Horowitz menjelaskan bahwa satelit kini berfungsi sebagai alarm peringatan bagi dunia untuk segera bertindak. Keberadaan data visual yang nyata membuat para pemangku kepentingan tidak bisa lagi mengabaikan polusi yang sebelumnya tersembunyi.
Mengingat Bantargebang berada di dekat pemukiman padat penduduk, tindakan nyata sangat mendesak untuk segera diambil. Hal ini krusial demi meminimalisir risiko kesehatan masyarakat sekitar serta mencegah kerusakan lingkungan yang lebih parah.

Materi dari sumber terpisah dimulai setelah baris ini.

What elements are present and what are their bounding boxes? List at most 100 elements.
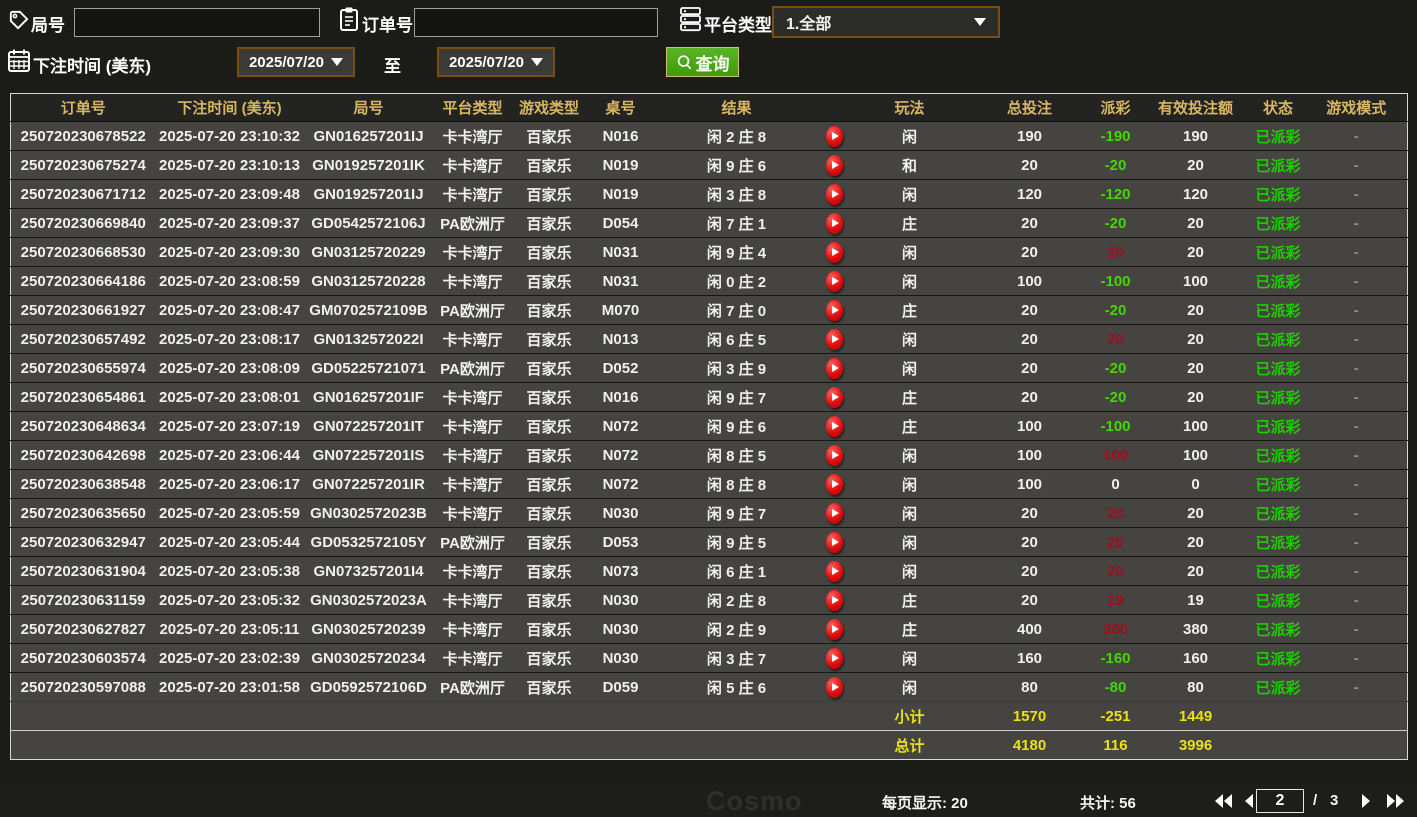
- filter-bar: 局号 订单号 平台类型 1.全部 下注时间 (美东) 2025/07/20 至 …: [0, 0, 1417, 93]
- cell-bet-option: 庄: [850, 614, 969, 644]
- replay-play-icon[interactable]: [826, 531, 843, 553]
- grandtotal-row-valid-bet: 3996: [1140, 730, 1251, 760]
- cell-order-no: 250720230627827: [10, 614, 156, 644]
- cell-game-mode: -: [1305, 353, 1408, 383]
- table-row: 250720230668530 2025-07-20 23:09:30 GN0312…: [10, 237, 1408, 267]
- cell-payout: -20: [1090, 353, 1141, 383]
- cell-result: 闲 9 庄 6: [654, 150, 819, 180]
- cell-valid-bet: 100: [1140, 266, 1251, 296]
- header-valid-bet: 有效投注额: [1140, 93, 1251, 122]
- replay-play-icon[interactable]: [826, 212, 843, 234]
- cell-bet-option: 庄: [850, 295, 969, 325]
- query-button[interactable]: 查询: [666, 47, 739, 77]
- cell-replay: [818, 266, 851, 296]
- replay-play-icon[interactable]: [826, 125, 843, 147]
- cell-replay: [818, 411, 851, 441]
- cell-status: 已派彩: [1250, 614, 1306, 644]
- cell-game-type: 百家乐: [511, 585, 587, 615]
- replay-play-icon[interactable]: [826, 241, 843, 263]
- cell-total-bet: 20: [968, 208, 1091, 238]
- cell-table-no: N030: [586, 643, 655, 673]
- cell-table-no: N031: [586, 266, 655, 296]
- page-number-input[interactable]: [1256, 789, 1304, 813]
- cell-platform-type: 卡卡湾厅: [433, 237, 512, 267]
- calendar-icon: [8, 49, 30, 72]
- cell-payout: -20: [1090, 295, 1141, 325]
- first-page-button[interactable]: [1213, 791, 1235, 811]
- page-separator: /: [1313, 792, 1318, 809]
- cell-bet-time: 2025-07-20 23:05:38: [155, 556, 304, 586]
- replay-play-icon[interactable]: [826, 618, 843, 640]
- replay-play-icon[interactable]: [826, 270, 843, 292]
- replay-play-icon[interactable]: [826, 676, 843, 698]
- cell-payout: 20: [1090, 324, 1141, 354]
- order-no-input[interactable]: [414, 8, 658, 37]
- cell-bet-time: 2025-07-20 23:09:37: [155, 208, 304, 238]
- cell-bet-option: 闲: [850, 353, 969, 383]
- replay-play-icon[interactable]: [826, 328, 843, 350]
- cell-payout: 100: [1090, 440, 1141, 470]
- cell-table-no: N030: [586, 498, 655, 528]
- replay-play-icon[interactable]: [826, 154, 843, 176]
- replay-play-icon[interactable]: [826, 560, 843, 582]
- cell-game-type: 百家乐: [511, 440, 587, 470]
- cell-total-bet: 20: [968, 382, 1091, 412]
- cell-round-no: GD0592572106D: [303, 672, 434, 702]
- cell-platform-type: 卡卡湾厅: [433, 266, 512, 296]
- cell-bet-option: 庄: [850, 382, 969, 412]
- cell-result: 闲 9 庄 7: [654, 382, 819, 412]
- replay-play-icon[interactable]: [826, 299, 843, 321]
- cell-valid-bet: 190: [1140, 121, 1251, 151]
- replay-play-icon[interactable]: [826, 589, 843, 611]
- date-from-select[interactable]: 2025/07/20: [237, 47, 355, 77]
- replay-play-icon[interactable]: [826, 386, 843, 408]
- replay-play-icon[interactable]: [826, 183, 843, 205]
- table-row: 250720230678522 2025-07-20 23:10:32 GN0162…: [10, 121, 1408, 151]
- cell-order-no: 250720230635650: [10, 498, 156, 528]
- cell-platform-type: 卡卡湾厅: [433, 121, 512, 151]
- cell-game-mode: -: [1305, 556, 1408, 586]
- replay-play-icon[interactable]: [826, 357, 843, 379]
- platform-type-icon: [680, 7, 701, 32]
- cell-bet-option: 庄: [850, 208, 969, 238]
- replay-play-icon[interactable]: [826, 444, 843, 466]
- clipboard-icon: [340, 7, 358, 31]
- replay-play-icon[interactable]: [826, 502, 843, 524]
- header-total-bet: 总投注: [968, 93, 1091, 122]
- replay-play-icon[interactable]: [826, 415, 843, 437]
- cell-result: 闲 6 庄 5: [654, 324, 819, 354]
- replay-play-icon[interactable]: [826, 647, 843, 669]
- platform-type-selected-value: 1.全部: [786, 16, 832, 33]
- cell-platform-type: 卡卡湾厅: [433, 324, 512, 354]
- cell-status: 已派彩: [1250, 295, 1306, 325]
- page-size-label: 每页显示: 20: [882, 795, 968, 812]
- date-range-to-label: 至: [384, 57, 401, 76]
- date-to-select[interactable]: 2025/07/20: [437, 47, 555, 77]
- last-page-button[interactable]: [1384, 791, 1406, 811]
- cell-game-mode: -: [1305, 469, 1408, 499]
- platform-type-select[interactable]: 1.全部: [772, 6, 1000, 38]
- cell-total-bet: 80: [968, 672, 1091, 702]
- round-no-input[interactable]: [74, 8, 320, 37]
- subtotal-row-payout: -251: [1090, 701, 1141, 731]
- cell-result: 闲 8 庄 5: [654, 440, 819, 470]
- table-row: 250720230631159 2025-07-20 23:05:32 GN0302…: [10, 585, 1408, 615]
- replay-play-icon[interactable]: [826, 473, 843, 495]
- cell-game-type: 百家乐: [511, 614, 587, 644]
- cell-result: 闲 3 庄 9: [654, 353, 819, 383]
- cell-platform-type: 卡卡湾厅: [433, 179, 512, 209]
- cell-replay: [818, 121, 851, 151]
- cell-valid-bet: 120: [1140, 179, 1251, 209]
- cell-platform-type: 卡卡湾厅: [433, 150, 512, 180]
- cell-table-no: D053: [586, 527, 655, 557]
- chevron-down-icon: [974, 18, 986, 26]
- cell-total-bet: 100: [968, 469, 1091, 499]
- next-page-button[interactable]: [1354, 791, 1376, 811]
- cell-game-mode: -: [1305, 237, 1408, 267]
- cell-game-type: 百家乐: [511, 295, 587, 325]
- cell-replay: [818, 353, 851, 383]
- cell-total-bet: 20: [968, 295, 1091, 325]
- cell-payout: -160: [1090, 643, 1141, 673]
- subtotal-row-total-bet: 1570: [968, 701, 1091, 731]
- cell-bet-time: 2025-07-20 23:09:48: [155, 179, 304, 209]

Berikut adalah ringkasan data emisi metana dan dampaknya bagi lingkungan :
| Aspek Informasi | Detail Data |
|---|---|
| Peringkat Global | Penghasil metana terbesar kedua di dunia (2025). |
| Volume Emisi | Lebih dari 6 ton gas metana per jam. |
| Penyebab Utama | Aktivitas mikroorganisme di zona tanpa oksigen (anaerob). |
| Solusi Teknologi | Sistem penangkapan gas landfill (Methane Capture). |
| Pemanfaatan | Bahan bakar pembangkit listrik berbasis biogas. |
Tabel di atas merangkum poin-poin utama mengenai situasi terkini di Bantargebang dan langkah penanganan yang bisa diambil. Pengelolaan yang tepat diharapkan dapat mengubah ancaman polusi menjadi peluang energi hijau.